Fig. 7.. LMPTP inhibition enhances mitochondrial electron transport chain activity in adipocytes during differentiation.

The cellular metabolome was assessed by HPLC-MS in differentiating 3T3-L1 treated with 10 μM Compd. 23 or DMSO. (a) Intensity of mitochondrial electron transport chain (mETC) electron carriers. (b) Intensity of tricarboxylic acid cycle (TCA) substrates. (c) Intensity of nucleotides. (a-c) Mean±SEM is shown. Data from 5 experimental replicates is shown. *, p <0.05: two-way ANOVA interaction effect; ^#, p <0.05: two-way ANOVA treatment effect.

Fig. 8.. Proposed role for LMPTP in adipogenesis.

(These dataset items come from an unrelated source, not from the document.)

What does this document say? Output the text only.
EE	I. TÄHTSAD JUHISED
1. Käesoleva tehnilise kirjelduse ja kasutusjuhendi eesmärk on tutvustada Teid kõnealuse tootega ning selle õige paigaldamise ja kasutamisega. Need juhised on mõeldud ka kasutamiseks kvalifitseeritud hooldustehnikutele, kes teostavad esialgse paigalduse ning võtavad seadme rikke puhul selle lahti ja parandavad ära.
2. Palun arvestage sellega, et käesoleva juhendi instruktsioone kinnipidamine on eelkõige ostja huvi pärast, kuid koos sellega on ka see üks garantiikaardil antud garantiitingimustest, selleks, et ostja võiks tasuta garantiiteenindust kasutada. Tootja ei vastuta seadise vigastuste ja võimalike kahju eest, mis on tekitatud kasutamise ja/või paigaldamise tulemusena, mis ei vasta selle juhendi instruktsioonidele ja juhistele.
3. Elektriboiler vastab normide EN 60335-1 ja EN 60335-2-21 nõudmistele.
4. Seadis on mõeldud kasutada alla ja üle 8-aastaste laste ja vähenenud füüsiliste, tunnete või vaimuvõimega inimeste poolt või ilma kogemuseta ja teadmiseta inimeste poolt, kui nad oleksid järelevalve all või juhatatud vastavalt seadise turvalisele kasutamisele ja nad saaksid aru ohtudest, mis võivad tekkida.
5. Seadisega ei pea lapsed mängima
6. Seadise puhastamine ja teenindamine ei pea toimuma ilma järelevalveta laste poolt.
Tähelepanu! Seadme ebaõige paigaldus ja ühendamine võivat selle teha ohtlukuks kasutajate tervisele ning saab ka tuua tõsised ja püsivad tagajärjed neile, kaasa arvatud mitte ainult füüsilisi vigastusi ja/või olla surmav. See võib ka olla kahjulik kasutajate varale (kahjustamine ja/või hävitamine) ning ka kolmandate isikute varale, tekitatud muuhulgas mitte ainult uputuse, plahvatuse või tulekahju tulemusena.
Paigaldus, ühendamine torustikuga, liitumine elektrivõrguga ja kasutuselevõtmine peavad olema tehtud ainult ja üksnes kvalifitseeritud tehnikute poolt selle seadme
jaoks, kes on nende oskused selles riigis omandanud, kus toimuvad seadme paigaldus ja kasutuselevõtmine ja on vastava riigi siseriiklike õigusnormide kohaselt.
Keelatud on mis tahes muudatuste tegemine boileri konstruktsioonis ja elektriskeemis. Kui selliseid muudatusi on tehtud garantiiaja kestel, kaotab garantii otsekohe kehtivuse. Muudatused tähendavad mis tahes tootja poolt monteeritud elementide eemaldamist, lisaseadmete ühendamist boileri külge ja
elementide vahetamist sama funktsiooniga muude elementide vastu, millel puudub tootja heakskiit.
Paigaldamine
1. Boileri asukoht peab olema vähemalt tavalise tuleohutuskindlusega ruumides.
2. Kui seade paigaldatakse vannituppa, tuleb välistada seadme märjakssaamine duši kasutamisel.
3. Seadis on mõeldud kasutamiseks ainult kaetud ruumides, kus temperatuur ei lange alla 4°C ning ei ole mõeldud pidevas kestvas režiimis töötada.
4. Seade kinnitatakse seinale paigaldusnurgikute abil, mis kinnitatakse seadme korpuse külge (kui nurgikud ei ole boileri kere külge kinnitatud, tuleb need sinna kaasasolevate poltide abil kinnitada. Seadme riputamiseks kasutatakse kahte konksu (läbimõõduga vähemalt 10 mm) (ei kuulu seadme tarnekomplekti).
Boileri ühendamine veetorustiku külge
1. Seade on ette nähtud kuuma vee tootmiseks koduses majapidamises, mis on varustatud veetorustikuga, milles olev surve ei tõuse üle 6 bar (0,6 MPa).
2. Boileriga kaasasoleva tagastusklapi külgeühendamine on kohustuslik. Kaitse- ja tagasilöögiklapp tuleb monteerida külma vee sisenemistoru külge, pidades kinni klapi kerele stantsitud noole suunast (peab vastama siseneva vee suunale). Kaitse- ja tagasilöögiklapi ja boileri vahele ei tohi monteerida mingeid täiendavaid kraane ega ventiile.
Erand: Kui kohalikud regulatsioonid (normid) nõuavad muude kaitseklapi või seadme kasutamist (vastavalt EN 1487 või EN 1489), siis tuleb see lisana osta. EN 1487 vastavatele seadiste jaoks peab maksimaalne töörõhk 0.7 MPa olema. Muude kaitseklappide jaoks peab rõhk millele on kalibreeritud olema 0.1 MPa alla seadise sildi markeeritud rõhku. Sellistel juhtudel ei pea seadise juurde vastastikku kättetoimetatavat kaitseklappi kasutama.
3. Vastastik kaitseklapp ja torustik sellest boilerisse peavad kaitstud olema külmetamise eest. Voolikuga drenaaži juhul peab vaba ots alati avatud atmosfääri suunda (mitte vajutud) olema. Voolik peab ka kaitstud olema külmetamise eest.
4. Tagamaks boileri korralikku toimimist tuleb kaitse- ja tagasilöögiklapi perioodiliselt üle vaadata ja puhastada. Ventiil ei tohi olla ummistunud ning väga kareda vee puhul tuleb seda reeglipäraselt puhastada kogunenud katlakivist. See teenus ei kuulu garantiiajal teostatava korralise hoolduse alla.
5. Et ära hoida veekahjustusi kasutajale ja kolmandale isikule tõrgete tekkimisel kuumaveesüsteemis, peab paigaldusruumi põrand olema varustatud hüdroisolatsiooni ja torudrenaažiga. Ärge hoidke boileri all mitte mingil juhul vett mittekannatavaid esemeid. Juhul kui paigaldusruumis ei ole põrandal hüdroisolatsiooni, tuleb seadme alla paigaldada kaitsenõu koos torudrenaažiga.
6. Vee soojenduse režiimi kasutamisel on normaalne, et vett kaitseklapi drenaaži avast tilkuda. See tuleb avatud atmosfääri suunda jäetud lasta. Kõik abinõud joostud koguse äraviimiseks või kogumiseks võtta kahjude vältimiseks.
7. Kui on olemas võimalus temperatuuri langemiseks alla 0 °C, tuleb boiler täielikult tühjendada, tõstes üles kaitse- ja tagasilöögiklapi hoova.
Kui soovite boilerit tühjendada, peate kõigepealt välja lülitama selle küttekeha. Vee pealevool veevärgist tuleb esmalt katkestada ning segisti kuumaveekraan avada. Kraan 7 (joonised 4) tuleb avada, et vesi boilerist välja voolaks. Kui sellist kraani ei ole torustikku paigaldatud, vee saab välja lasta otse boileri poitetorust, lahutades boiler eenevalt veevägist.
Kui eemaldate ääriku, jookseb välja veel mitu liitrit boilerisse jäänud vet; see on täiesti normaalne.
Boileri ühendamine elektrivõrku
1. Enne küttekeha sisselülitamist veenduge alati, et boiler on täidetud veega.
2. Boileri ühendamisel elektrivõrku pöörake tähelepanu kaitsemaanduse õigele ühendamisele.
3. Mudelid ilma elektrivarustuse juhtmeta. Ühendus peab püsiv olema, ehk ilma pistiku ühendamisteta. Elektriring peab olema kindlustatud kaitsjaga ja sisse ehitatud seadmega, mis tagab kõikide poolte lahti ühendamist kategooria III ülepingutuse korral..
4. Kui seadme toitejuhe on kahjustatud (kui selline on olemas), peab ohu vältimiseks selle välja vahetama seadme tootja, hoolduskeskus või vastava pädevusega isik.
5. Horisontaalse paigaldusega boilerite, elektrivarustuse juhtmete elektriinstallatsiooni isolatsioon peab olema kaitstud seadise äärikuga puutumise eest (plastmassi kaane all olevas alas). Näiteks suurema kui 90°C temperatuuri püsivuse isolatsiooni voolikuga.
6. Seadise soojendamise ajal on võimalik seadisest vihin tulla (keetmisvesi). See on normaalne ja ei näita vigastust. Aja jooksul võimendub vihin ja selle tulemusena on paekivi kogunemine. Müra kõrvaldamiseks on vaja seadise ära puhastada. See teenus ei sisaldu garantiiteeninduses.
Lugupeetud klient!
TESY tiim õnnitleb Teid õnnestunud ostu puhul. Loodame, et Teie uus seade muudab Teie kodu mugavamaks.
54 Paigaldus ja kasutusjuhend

Our model suggests LMPTP dephosphorylates PDGFRα-Y849 in preadipocytes, reducing basal PDGFRα activity and leading to decreased p38/JNK activation. This enhances PPARγ activation by decreasing phosphorylation on inhibitory residue S82. In the dephosphorylated state, PPARγ is free to promote expression of genes associated with the differentiation of 3T3-L1 into mature adipocytes. Additional mechanisms downstream of PDGFRα and/or p38/JNK are also possible.